Sarajevo Youth Theatre
- Sarajevo Youth Theatre
- Interactive map of Sarajevo Youth Theatre
- Address: Kulovića 8
- Location: Sarajevo, Bosnia and Herzegovina
- Coordinates: 43°51′29″N 18°25′15″E﻿ / ﻿43.85803°N 18.42096°E

Construction
- Opened: 1950
- Reopened: 1997
- Rebuilt: 2016

Website
- pozoristemladih.ba

= Sarajevo Youth Theatre =

Children's theatre organization in Sarajevo

The Sarajevo Youth Theatre (Pozorište mladih Sarajevo; ) is a children's and youth theatre in Sarajevo, Bosnia and Herzegovina. It was founded in 1950 under the name Pioneer Theatre. It is the largest theatre of its kind in the country.

==History==
After the Second World War the new Yugoslav communist authorities started a large programme of cultural and artistic expansion. In 1950 two theatres aimed at children were established in Sarajevo: the Pioneer Theatre and the Puppet Theatre. The former did not have its own professional ensemble, but would book actors from more established Yugoslav theatres for individual productions. The latter, managed by Adolf Pomezni, mostly focused on marionette-based productions.
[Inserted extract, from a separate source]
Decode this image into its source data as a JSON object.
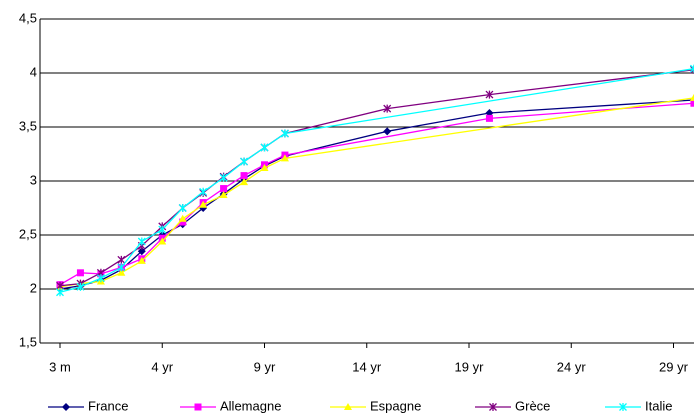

In 1961 the Pioneer Theatre, managed at the time by founder of the MESS International Theatre Festival Jurislav Korenić, formed its first professional ensemble and changed its name to the Sarajevo Youth Theatre.

In 1977 the Puppet Theatre was fused with the Sarajevo Youth Theatre. At this time notable productions included J.Skupa-K.Venig's Srećko među bubama, Josip Vandot's Kekec, Pinocchio by D.Bibanović, Alice in Wonderland by L.Paljetka, Šimić's Palčić Dugonja and Cinderella, D.Todorović's Na Lutkarskoj, Shakespeare's The Tempest and The Comedy of Errors, Aristophanes's The Birds, Homer's Odyssey, Alfred Jarry's Ubu Roi, Držić's Novela od Stanca, Eugène Ionesco's Exit the King, Kurićeva Beauty and the Beast, Lukić's I opet Nusic and Bašeskija, san o Sarajevu and many others.

With the start of the Siege of Sarajevo and the Bosnian war in 1992 the theatre continued to operate and, in cooperation with the MESS International Theatre Festival and a hand full of theatre professionals that included Haris Pašović and Gradimir Gojer, continued to host theatre productions. Numerous renowned directors, including Susan Sontag, directed productions in the theatre during the Siege. It was commercially reopened in 1997 and was rebuilt in 2016.